Selling a business is something most owners only do once in their lifetime. Make sure you sell yours successfully by avoiding these four common mistakes.
Poor Timing: As the saying goes, “Timing is everything.” Selling a business at the top of the market is almost impossible, but selling in an up market is certainly better than selling on the downside.
Timing is especially critical for owners who have an exit horizon of less than 3 years, because it can take years to recover from a rough year or market downturn. It is not easy to pursue a sale prior to the planned exit date, especially if business is going well. But the proverbial “bird in the hand” can be the right move to maximize value and reduce risk. It is usually better to sell too early when times are good rather than too late when a business is past its peak.

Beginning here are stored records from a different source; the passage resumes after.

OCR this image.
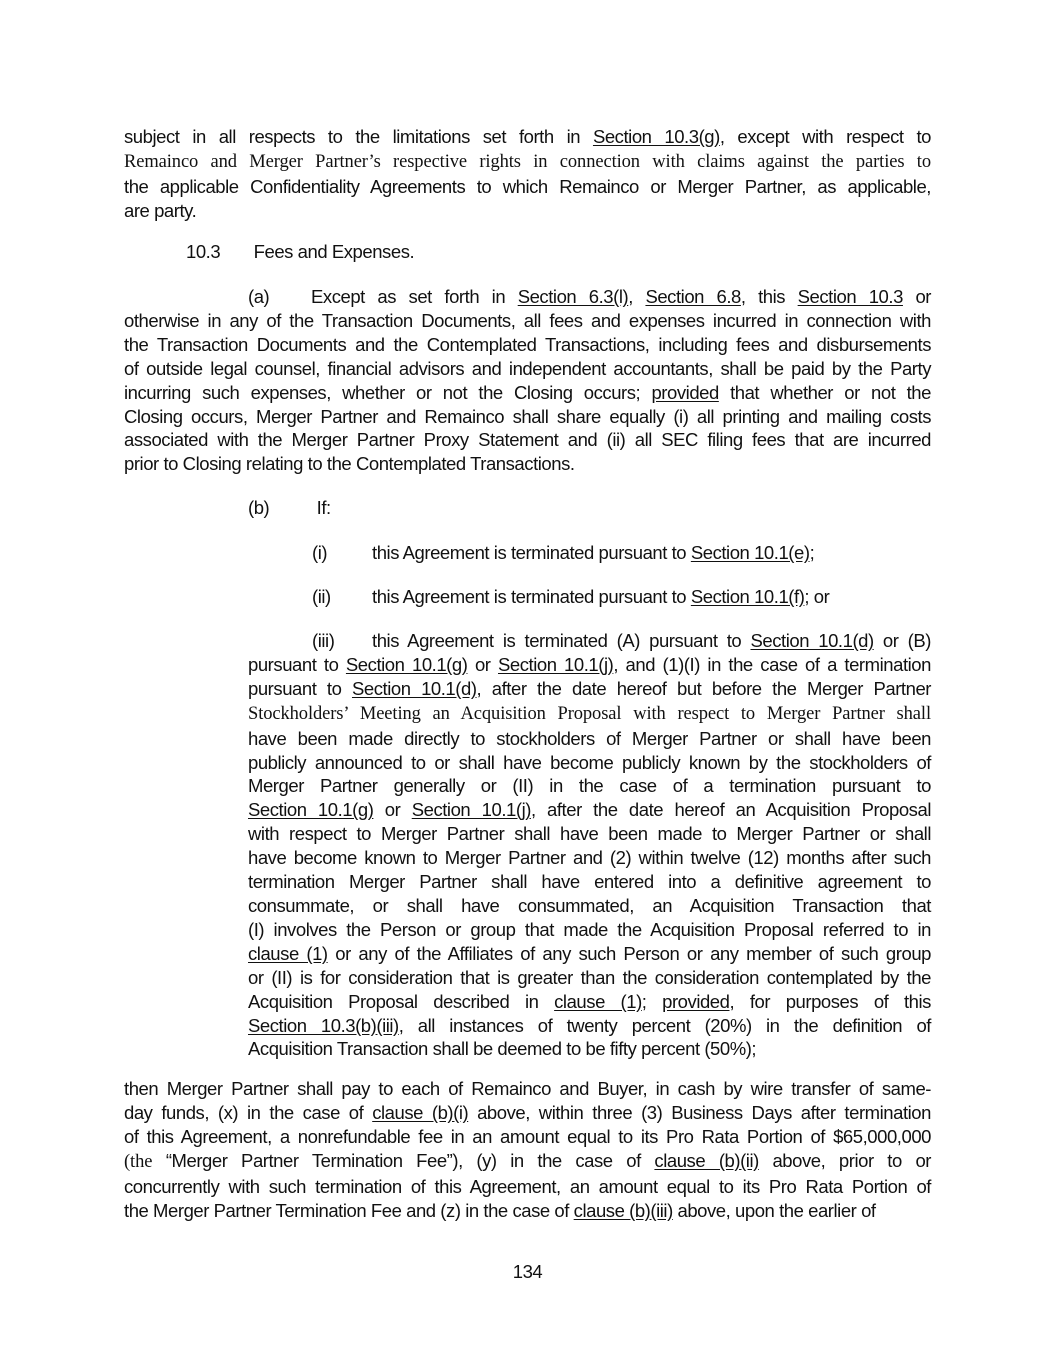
subject in all respects to the limitations set forth in Section 10.3(g), except with respect to
Remainco and Merger Partner’s respective rights in connection with claims against the parties to
the applicable Confidentiality Agreements to which Remainco or Merger Partner, as applicable,
are party.
10.3 Fees and Expenses.
(a)	Except as set forth in Section 6.3(l), Section 6.8, this Section 10.3 or
otherwise in any of the Transaction Documents, all fees and expenses incurred in connection with
the Transaction Documents and the Contemplated Transactions, including fees and disbursements
of outside legal counsel, financial advisors and independent accountants, shall be paid by the Party
incurring such expenses, whether or not the Closing occurs; provided that whether or not the
Closing occurs, Merger Partner and Remainco shall share equally (i) all printing and mailing costs
associated with the Merger Partner Proxy Statement and (ii) all SEC filing fees that are incurred
prior to Closing relating to the Contemplated Transactions.
(b)	If:
(i) this Agreement is terminated pursuant to Section 10.1(e);
(ii) this Agreement is terminated pursuant to Section 10.1(f); or
(iii)	this Agreement is terminated (A) pursuant to Section 10.1(d) or (B)
pursuant to Section 10.1(g) or Section 10.1(j), and (1)(I) in the case of a termination
pursuant to Section 10.1(d), after the date hereof but before the Merger Partner
Stockholders’ Meeting an Acquisition Proposal with respect to Merger Partner shall
have been made directly to stockholders of Merger Partner or shall have been
publicly announced to or shall have become publicly known by the stockholders of
Merger Partner generally or (II) in the case of a termination pursuant to
Section 10.1(g) or Section 10.1(j), after the date hereof an Acquisition Proposal
with respect to Merger Partner shall have been made to Merger Partner or shall
have become known to Merger Partner and (2) within twelve (12) months after such
termination Merger Partner shall have entered into a definitive agreement to
consummate, or shall have consummated, an Acquisition Transaction that
(I) involves the Person or group that made the Acquisition Proposal referred to in
clause (1) or any of the Affiliates of any such Person or any member of such group
or (II) is for consideration that is greater than the consideration contemplated by the
Acquisition Proposal described in clause (1); provided, for purposes of this
Section 10.3(b)(iii), all instances of twenty percent (20%) in the definition of
Acquisition Transaction shall be deemed to be fifty percent (50%);
then Merger Partner shall pay to each of Remainco and Buyer, in cash by wire transfer of same-
day funds, (x) in the case of clause (b)(i) above, within three (3) Business Days after termination
of this Agreement, a nonrefundable fee in an amount equal to its Pro Rata Portion of $65,000,000
(the “Merger Partner Termination Fee”), (y) in the case of clause (b)(ii) above, prior to or
concurrently with such termination of this Agreement, an amount equal to its Pro Rata Portion of
the Merger Partner Termination Fee and (z) in the case of clause (b)(iii) above, upon the earlier of
134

Lack of Preparation: Exit planning is often discussed because it is so often ignored. Too many sellers come to the process woefully unprepared and end up with a discounted price and fewer options. Financial information is lacking, agreements expired or non-existing, avoidable risks are present, etc. Time and value is lost when the owner and the company are unprepared.

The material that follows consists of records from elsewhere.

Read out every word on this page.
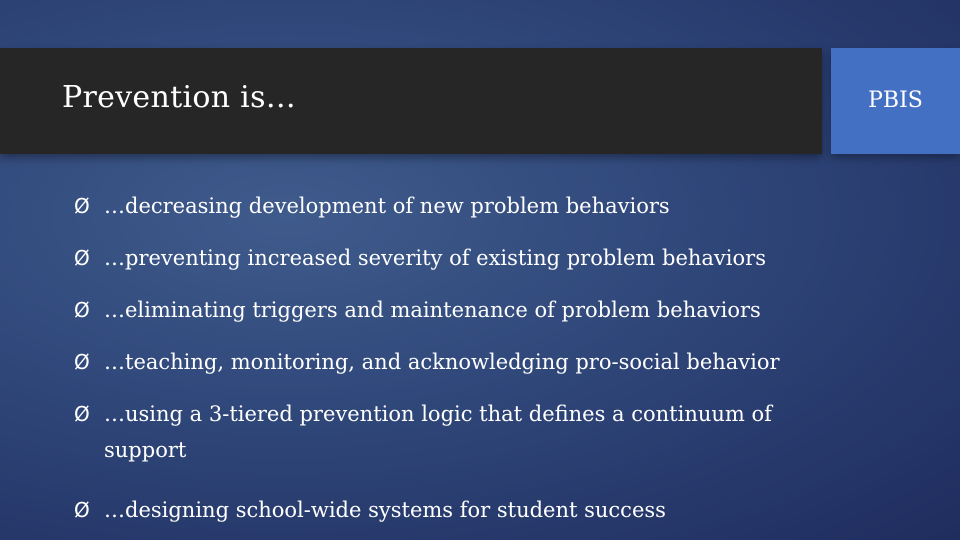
Prevention is…	PBIS
Ø …decreasing development of new problem behaviors
Ø …preventing increased severity of existing problem behaviors
Ø …eliminating triggers and maintenance of problem behaviors
Ø …teaching, monitoring, and acknowledging pro-social behavior
Ø …using a 3-tiered prevention logic that defines a continuum of support
Ø …designing school-wide systems for student success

Differing Goals: Many sale attempts fail because family members, shareholders, or partners did not have an aligned plan to sell the company. Stakeholder alignment is paramount prior to even considering selling.

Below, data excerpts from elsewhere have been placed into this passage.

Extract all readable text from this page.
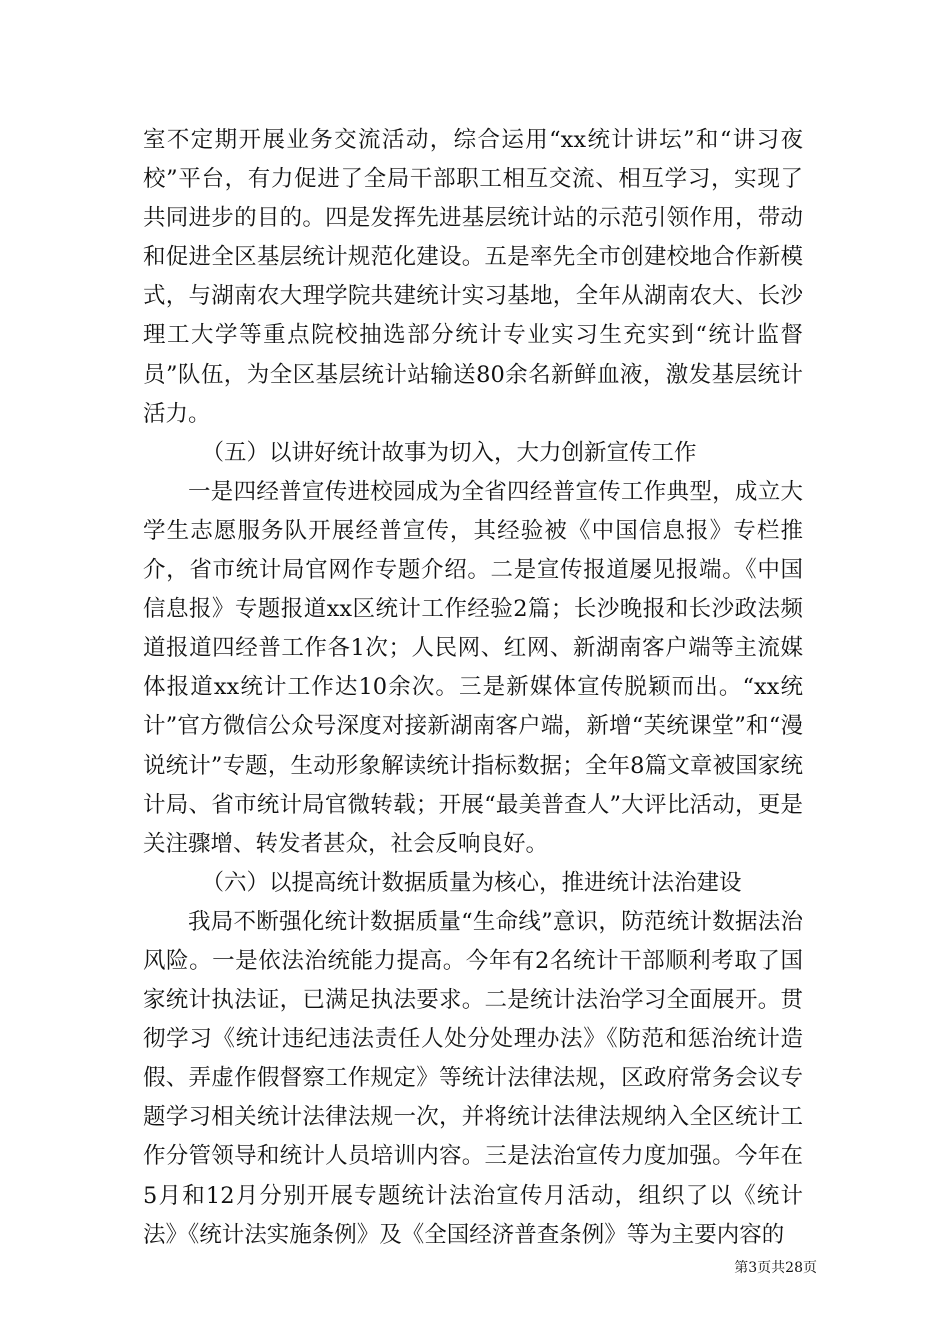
室不定期开展业务交流活动，综合运用“xx统计讲坛”和“讲习夜校”平台，有力促进了全局干部职工相互交流、相互学习，实现了共同进步的目的。四是发挥先进基层统计站的示范引领作用，带动和促进全区基层统计规范化建设。五是率先全市创建校地合作新模式，与湖南农大理学院共建统计实习基地，全年从湖南农大、长沙理工大学等重点院校抽选部分统计专业实习生充实到“统计监督员”队伍，为全区基层统计站输送80余名新鲜血液，激发基层统计活力。

（五）以讲好统计故事为切入，大力创新宣传工作

一是四经普宣传进校园成为全省四经普宣传工作典型，成立大学生志愿服务队开展经普宣传，其经验被《中国信息报》专栏推介，省市统计局官网作专题介绍。二是宣传报道屡见报端。《中国信息报》专题报道xx区统计工作经验2篇；长沙晚报和长沙政法频道报道四经普工作各1次；人民网、红网、新湖南客户端等主流媒体报道xx统计工作达10余次。三是新媒体宣传脱颖而出。“xx统计”官方微信公众号深度对接新湖南客户端，新增“芙统课堂”和“漫说统计”专题，生动形象解读统计指标数据；全年8篇文章被国家统计局、省市统计局官微转载；开展“最美普查人”大评比活动，更是关注骤增、转发者甚众，社会反响良好。

（六）以提高统计数据质量为核心，推进统计法治建设

我局不断强化统计数据质量“生命线”意识，防范统计数据法治风险。一是依法治统能力提高。今年有2名统计干部顺利考取了国家统计执法证，已满足执法要求。二是统计法治学习全面展开。贯彻学习《统计违纪违法责任人处分处理办法》《防范和惩治统计造假、弄虚作假督察工作规定》等统计法律法规，区政府常务会议专题学习相关统计法律法规一次，并将统计法律法规纳入全区统计工作分管领导和统计人员培训内容。三是法治宣传力度加强。今年在5月和12月分别开展专题统计法治宣传月活动，组织了以《统计法》《统计法实施条例》及《全国经济普查条例》等为主要内容的

第3页共28页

Unrealistic Expectations: For most business owners the sale process is a rigorous journey and a successful outcome is correlated with having realistic expectations. Our experience combined with our principals' experience of selling over 150 companies has taught us that market-based expectations for timing, value and structure dramatically improves the likelihood of a successful sale. Non-market based expectations often lead to frustration, deal fatigue and a failed sale attempt.
Focus on avoiding these four mistakes and you’ll be ready to exit with confidence and move smoothly to the next chapter of life.